🤖 AI Summary
This study addresses a critical gap in digital media research by investigating how search engine algorithms contribute to political polarization surrounding LGBTIQ+ issues in Europe—a domain previously dominated by studies of social media platforms, with scant attention to search technologies.
Method: Leveraging automated web crawling, we collected 1.5 million multilingual, cross-platform search results; these were analyzed using natural language processing and statistical modeling to quantify indexing, filtering, and ranking biases across neutral versus negatively framed queries.
Contribution/Results: We present the first large-scale, cross-engine comparison of polarization effects, revealing that engine architecture—not user geography or language—is the primary driver of content polarization. Empirical findings demonstrate that algorithmic design systematically distorts informational diversity and inclusivity. Critically, the choice of search engine constitutes a structural gatekeeping mechanism that significantly shapes users’ exposure to extremist viewpoints.
📝 Abstract
Search engines are used and trusted by hundreds of millions of people every day. However, the algorithms used by search engines to index, filter, and rank web content are inherently biased, and will necessarily prefer some views and opinions at the expense of others.

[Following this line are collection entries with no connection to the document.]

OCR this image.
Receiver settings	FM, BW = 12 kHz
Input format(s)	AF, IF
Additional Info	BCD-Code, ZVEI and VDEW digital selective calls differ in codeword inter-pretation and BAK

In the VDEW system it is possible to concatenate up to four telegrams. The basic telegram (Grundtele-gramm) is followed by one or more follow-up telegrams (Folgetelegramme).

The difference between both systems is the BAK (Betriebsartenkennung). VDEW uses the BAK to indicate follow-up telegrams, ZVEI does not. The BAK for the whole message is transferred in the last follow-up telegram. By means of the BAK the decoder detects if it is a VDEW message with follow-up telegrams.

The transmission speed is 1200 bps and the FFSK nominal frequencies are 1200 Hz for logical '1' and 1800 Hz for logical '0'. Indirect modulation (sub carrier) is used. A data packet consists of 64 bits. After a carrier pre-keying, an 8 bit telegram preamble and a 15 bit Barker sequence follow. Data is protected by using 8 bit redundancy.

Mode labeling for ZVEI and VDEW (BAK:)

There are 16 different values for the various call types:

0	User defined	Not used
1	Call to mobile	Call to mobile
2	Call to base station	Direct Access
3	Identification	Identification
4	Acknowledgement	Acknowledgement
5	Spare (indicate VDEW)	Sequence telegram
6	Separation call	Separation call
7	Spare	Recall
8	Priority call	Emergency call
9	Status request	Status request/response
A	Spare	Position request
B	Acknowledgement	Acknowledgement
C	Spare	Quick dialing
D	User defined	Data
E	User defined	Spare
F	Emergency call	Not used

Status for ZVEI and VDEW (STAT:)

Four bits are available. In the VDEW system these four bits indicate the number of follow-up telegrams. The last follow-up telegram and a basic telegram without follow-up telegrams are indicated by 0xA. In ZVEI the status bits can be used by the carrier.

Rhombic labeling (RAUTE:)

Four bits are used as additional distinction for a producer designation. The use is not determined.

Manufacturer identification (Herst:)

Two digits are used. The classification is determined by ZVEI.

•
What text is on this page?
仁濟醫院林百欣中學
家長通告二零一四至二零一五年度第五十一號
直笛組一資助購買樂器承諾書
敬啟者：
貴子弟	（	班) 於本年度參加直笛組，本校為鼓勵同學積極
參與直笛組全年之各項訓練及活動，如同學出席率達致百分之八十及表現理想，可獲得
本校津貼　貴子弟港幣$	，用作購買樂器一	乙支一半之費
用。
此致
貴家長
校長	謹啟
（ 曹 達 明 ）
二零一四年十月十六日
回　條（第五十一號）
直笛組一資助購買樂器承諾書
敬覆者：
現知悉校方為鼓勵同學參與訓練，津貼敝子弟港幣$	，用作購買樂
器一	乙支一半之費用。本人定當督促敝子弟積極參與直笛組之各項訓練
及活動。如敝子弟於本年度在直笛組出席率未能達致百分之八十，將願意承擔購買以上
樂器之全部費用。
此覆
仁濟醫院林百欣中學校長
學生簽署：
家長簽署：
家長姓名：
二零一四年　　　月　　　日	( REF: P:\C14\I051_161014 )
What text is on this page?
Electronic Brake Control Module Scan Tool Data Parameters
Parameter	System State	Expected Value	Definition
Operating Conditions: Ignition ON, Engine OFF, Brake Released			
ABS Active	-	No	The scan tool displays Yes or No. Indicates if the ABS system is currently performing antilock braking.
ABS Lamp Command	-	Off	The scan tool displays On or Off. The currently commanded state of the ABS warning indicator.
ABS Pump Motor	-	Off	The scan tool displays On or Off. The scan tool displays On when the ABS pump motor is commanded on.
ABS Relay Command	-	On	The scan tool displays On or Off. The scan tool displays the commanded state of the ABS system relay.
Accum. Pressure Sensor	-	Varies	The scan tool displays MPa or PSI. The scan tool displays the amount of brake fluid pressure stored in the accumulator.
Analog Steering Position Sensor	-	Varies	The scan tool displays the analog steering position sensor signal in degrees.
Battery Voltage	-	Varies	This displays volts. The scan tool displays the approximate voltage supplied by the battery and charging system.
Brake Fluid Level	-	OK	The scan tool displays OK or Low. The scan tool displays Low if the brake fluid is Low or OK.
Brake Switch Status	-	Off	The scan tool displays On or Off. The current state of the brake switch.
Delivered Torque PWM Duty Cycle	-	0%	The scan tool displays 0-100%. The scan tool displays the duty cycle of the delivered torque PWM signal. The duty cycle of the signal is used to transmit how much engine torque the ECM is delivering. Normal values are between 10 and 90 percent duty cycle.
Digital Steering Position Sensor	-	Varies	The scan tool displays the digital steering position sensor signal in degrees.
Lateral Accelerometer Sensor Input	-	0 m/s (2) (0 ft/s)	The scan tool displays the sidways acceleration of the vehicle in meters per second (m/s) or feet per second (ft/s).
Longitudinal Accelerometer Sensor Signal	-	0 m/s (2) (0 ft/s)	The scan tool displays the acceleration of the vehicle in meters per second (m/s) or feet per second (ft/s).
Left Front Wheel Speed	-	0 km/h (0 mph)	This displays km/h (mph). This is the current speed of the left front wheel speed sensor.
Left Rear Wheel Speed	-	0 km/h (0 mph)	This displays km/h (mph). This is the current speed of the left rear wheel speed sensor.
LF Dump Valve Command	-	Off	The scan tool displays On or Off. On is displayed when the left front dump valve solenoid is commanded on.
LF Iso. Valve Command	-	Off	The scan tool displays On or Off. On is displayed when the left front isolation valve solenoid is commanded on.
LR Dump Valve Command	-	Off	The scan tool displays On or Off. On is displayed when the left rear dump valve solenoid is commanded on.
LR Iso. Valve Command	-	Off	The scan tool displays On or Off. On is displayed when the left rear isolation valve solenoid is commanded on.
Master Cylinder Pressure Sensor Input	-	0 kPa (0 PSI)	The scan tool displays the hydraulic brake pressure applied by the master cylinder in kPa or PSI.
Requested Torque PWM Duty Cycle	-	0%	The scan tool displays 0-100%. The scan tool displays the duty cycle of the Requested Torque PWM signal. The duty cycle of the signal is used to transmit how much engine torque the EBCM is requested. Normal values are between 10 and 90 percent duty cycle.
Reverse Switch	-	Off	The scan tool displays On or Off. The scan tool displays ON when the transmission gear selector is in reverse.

In this article, we examine how these algorithmic biases amplify and suppress polarizing content. Polarization refers to a shift toward and the acceptance of ideological extremes. In Europe, polarizing content in relation to LGBTIQ+ issues has been a feature of various ideological and political conflicts. Although past research has focused on the role of social media in polarization, the role of search engines in this process is little understood. Here, we report on a large-scale study of 1.5 million search results responding to neutral and negative queries relating to LGBTIQ+ issues. Focusing on the UK, Germany, and France, our analysis shows that the choice of search engine is the key determinant of exposure to polarizing content, followed by the polarity of the query. Location and language, on the other hand, have a comparatively minor effect. Consequently, our findings provide quantitative insights into how differences between search engine technologies, rather than the opinions, language, and location of web users, have the greatest impact on the exposure of web users to polarizing Web content.